百貨店の化粧品売場では新客獲得が最大の課題と言われており、全ブランドを対象とするニュートラルなカウンセリングコーナーや、セミセルフな自主編集売場、通販やオーガニックブランドの導入、メールマガジン、サンプルチケット配布などあらゆる角度から取り組みを続けている。
本特集では有力百貨店10店舗(新宿伊勢丹、新宿小田急、新宿京王、西武池袋本店、三越銀座店、松屋銀座、横浜高島屋、名鉄本店、うめだ阪急、大丸心斎橋店)を取材し、今後の指針を検証してみた。
新業態に乗り出した百貨店系ブランド
大切なのは高級感と安心感のバランス
百貨店ではかつて、化粧品売場を拡張し、ブランド数が増えつつづけた結果、金太郎飴現象と言われる程売場が均一化した時代があった。その頃から新客の伸び悩みや、百貨店離れが進んだとも言われている。
この状況を打破すべく、通販ブランドやドクターズ、ナチュラルブランドを取り入れて特長づけをはじめた。最近では、オーガニック化粧品が催事の目玉ともなり、売場構築を目指す店舗が増えてきた。普段、百貨店で化粧品を買わない層を呼び込もうというねらいもある。
百貨店の顧客は化粧品売場を訪れた際、複数のブランドをはしごする。各店がブランド数を増やした結果、買い回りをする余地が増えたのである。バッグや靴、ハンカチといった婦人雑貨売場と隣接させることで、そこからの回遊をねらう取り組みもみられる。
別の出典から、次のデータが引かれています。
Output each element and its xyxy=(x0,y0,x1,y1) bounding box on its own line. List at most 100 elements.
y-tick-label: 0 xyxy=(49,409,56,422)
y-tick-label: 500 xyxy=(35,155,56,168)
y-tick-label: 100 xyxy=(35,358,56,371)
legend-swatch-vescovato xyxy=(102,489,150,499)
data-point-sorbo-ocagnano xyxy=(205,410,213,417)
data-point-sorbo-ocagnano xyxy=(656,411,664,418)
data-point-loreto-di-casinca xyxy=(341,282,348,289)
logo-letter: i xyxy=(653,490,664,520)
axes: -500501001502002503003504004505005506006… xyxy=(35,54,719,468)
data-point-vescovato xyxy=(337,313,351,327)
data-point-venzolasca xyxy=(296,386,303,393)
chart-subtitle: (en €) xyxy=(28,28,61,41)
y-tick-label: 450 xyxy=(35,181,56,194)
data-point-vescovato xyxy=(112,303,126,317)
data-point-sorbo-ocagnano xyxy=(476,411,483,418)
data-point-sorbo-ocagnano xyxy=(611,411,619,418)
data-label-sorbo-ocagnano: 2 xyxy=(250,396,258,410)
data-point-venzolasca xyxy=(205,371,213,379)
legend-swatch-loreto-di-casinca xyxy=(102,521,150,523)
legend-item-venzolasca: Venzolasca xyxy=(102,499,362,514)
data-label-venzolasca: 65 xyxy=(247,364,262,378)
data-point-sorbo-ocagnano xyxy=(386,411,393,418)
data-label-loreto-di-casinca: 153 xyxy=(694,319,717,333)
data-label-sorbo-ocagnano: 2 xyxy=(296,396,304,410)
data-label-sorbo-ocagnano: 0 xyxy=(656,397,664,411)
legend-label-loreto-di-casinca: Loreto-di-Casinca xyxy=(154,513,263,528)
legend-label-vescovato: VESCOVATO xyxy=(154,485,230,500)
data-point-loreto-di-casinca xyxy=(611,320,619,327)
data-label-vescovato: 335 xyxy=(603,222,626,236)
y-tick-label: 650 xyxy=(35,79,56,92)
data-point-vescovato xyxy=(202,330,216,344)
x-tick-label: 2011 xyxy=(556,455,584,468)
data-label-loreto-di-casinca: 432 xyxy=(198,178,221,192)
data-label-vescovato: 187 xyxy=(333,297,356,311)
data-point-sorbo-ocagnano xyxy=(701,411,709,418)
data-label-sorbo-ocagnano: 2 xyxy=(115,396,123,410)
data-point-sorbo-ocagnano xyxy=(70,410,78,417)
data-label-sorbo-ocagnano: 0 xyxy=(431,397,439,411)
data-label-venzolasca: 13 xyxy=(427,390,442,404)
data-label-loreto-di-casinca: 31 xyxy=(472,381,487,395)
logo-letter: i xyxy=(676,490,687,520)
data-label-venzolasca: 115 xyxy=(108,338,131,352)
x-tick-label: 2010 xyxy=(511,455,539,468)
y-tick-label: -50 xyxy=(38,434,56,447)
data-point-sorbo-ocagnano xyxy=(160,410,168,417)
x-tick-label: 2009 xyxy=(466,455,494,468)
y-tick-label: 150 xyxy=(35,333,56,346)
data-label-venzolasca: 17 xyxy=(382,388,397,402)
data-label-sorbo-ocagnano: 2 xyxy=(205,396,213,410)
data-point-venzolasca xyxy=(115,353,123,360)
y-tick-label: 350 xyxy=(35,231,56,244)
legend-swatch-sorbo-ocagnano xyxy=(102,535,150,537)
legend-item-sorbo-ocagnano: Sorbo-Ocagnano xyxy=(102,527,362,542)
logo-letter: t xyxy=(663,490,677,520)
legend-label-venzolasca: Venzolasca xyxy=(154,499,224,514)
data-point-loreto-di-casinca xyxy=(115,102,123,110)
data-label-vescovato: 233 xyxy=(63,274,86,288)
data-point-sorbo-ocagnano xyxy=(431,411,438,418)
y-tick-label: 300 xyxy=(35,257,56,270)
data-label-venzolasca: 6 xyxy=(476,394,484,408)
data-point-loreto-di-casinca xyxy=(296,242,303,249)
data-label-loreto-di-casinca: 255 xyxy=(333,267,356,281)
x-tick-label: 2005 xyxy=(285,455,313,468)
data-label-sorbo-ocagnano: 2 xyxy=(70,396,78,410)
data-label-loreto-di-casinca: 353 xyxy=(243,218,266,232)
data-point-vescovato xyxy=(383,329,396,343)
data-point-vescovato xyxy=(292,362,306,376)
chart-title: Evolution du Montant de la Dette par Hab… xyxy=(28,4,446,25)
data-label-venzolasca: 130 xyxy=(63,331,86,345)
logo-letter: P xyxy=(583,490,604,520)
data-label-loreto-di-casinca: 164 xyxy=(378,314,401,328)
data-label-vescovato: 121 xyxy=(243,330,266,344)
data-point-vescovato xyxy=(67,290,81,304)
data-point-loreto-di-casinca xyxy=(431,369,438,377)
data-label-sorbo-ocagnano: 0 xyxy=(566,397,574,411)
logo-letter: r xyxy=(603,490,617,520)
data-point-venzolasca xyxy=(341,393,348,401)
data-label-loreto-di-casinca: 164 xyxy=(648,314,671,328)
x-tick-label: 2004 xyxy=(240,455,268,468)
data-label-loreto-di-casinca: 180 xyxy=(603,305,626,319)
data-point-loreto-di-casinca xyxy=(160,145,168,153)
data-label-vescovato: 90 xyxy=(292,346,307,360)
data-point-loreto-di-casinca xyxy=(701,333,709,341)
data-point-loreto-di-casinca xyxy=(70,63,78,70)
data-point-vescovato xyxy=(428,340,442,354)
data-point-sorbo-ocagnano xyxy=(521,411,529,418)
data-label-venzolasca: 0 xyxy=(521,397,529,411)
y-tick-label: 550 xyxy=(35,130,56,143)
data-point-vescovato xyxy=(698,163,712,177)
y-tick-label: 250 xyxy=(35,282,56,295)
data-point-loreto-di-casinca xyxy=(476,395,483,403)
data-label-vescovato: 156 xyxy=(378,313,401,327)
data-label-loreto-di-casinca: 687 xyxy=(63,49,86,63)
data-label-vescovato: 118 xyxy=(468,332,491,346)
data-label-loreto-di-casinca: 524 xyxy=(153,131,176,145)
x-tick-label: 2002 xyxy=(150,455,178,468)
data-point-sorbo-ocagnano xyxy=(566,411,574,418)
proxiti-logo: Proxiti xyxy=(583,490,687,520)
かつて、化粧品売場と言えば1階のグランドフロアが定位置だったが、改装に伴い、フロアを分散させたり上階にあげるケースも出ている。この場合、1階に比べるとどうしても賑わい感に欠けてしまう。
「化粧品売場に必要なのは賑わい。人が多い売場は落ち着かないかもしれないが、人の往来があった方が安心感があるし、お客様の気分が盛り上がる。新しいモノに挑戦してみたくもなる」(メーカー)
確かにフェイシャルトリートメントなら個室でゆったりと受けたいものだが、カウンセリング程度ならある程度人の気配がする方が安心する。売場全体の空気感も実は大切な販促要素なのである。
このような状況下、百貨店も既存店だけに依存できないと判断したのか、セミセルフの新業態ショップを続々とオープンさせた。ルミネやアトレなど百貨店と違う客層が集まる店舗でブランド新客を育成する策に出たのだ。店名に百貨店名を入れることで特別感を出している。